とうとう学期の途中でオックスフォードを放校になり、きびしいアガサ叔母の指図で南アフリカへ行かされることになったという。
出発の前日の一晩だけ二人を泊めてあげなさいとアガサ叔母に命令されて、バーティは渋々引き受けるが、夜通し遊び歩いた二人が翌日おとなしく出発するわけもなく、ロンドンに居座る。
『ビンゴと今度の娘』 (Bingo and the Little Woman/All's Well,1922)
 その一 ビンゴと今度の娘
 その二 終わりよければ
友人のビンゴはなにしろ惚れっぽい、ジーヴズにいわせると「ミスター・リトルは、大変お心の暖かい方で」ということになるが。
またもウェイトレスに一目ぼれをするが、いつもフラれる運命なのに、今度はうまくいっているという。
ビンゴは生活費支給を再開してもらうために、バーティに伯父のところへ外交交渉に行ってくれと頼みこむ。
『ジーヴズと白鳥の湖』 (Jeeves and the Impending Doom,1926)

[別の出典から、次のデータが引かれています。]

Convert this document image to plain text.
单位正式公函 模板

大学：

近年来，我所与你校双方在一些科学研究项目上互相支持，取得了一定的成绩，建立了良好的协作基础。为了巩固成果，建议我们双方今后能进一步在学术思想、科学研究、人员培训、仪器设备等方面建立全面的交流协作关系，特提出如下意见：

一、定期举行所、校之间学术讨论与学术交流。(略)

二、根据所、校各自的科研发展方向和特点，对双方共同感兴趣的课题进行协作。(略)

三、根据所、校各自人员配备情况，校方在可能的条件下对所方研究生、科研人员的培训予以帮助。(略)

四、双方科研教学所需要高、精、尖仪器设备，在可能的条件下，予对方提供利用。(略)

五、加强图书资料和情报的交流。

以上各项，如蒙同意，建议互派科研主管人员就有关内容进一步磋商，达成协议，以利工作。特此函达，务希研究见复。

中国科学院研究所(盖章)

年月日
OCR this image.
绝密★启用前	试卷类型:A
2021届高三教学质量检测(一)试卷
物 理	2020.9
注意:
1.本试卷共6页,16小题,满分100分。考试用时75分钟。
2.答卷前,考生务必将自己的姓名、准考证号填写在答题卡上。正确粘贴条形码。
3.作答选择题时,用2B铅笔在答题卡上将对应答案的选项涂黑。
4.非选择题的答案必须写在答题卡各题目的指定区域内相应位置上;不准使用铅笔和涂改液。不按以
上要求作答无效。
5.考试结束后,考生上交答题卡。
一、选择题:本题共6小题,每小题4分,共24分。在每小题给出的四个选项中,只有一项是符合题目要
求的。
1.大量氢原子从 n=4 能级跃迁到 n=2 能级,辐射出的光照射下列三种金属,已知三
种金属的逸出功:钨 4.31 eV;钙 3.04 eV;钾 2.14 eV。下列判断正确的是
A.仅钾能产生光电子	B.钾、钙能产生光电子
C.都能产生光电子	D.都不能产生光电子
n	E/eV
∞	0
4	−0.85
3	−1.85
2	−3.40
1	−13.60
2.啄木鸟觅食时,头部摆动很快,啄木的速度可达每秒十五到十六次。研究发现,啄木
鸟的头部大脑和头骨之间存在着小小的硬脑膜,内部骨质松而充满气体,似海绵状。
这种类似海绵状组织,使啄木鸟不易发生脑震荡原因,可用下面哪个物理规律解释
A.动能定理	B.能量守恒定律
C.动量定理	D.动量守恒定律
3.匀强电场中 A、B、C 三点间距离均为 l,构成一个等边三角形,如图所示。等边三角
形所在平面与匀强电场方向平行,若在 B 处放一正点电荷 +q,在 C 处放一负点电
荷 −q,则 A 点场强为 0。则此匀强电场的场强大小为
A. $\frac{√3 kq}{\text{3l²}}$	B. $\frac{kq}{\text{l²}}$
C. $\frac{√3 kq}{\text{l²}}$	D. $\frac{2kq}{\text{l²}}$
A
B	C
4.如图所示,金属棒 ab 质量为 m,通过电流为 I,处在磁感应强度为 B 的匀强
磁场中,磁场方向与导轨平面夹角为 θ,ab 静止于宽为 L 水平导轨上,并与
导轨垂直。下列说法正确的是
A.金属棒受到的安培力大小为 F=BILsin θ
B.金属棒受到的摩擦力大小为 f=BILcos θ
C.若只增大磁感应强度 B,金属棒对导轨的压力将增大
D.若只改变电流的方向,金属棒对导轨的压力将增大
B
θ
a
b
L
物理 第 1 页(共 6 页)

バーティの苦手なアガサ叔母が、ウーラム・チャーシーにある屋敷に三週間泊まりに来いという、「すべての約束を取り消して」来るようにという厳命。
行くと叔母は、客人として来ている大臣のミスター・フィルマーと懇意にしろという、いい印象を与えるために、滞在中は煙草もアルコールもやめて言葉づかいに気をつけろという、理由を問われて叔母は「わたしがそう望むからです」と宣言。
庭園に行くと、ここにいるはずのない友人ビンゴにばったり会って驚き、友人を窮地から救うためにバーティは苦労するが、起こるべくして不幸なアクシデントに直面する。
『ジーヴズと降誕祭気分』 (Jeeves and the Yule-Tide Spirit,1927)
12月16日にレイディ・ウィッカムから招待状をうけとり、クリスマスの予定をモンテ・カルロ行きから変更したバーティとジーヴズ。
滞在先には、ある一件以来嫌われているサー・グロソップと、その甥でバーティが深く恨みをもってるタッピーも来ていたので、何やら不穏。
一方でバーティは招待主の娘であるロバータに恋をする、ところがジーヴズは「あなたさまのような紳士のご伴侶としてふさわしいとは、わたくしには思えません」と意見する。
モンテ・カルロ行きがなくなってから冷淡にみえていたジーヴズだが、最後には雇い主に忠実でバーティを苦境から救い出す。
『ビンゴはすべて事もなし』 (All's Well with Bingo,1937)
結婚したビンゴだったが、妻からモンテ・カルロに自分のかわりに取材に行ってくれと言われる。
賭け事に手を出したら妻に愛想をつかされると警戒していたのだが、我慢できるわけもなく競馬で有り金を失い、妻のブローチを質に入れてルーレットで挽回を目指す。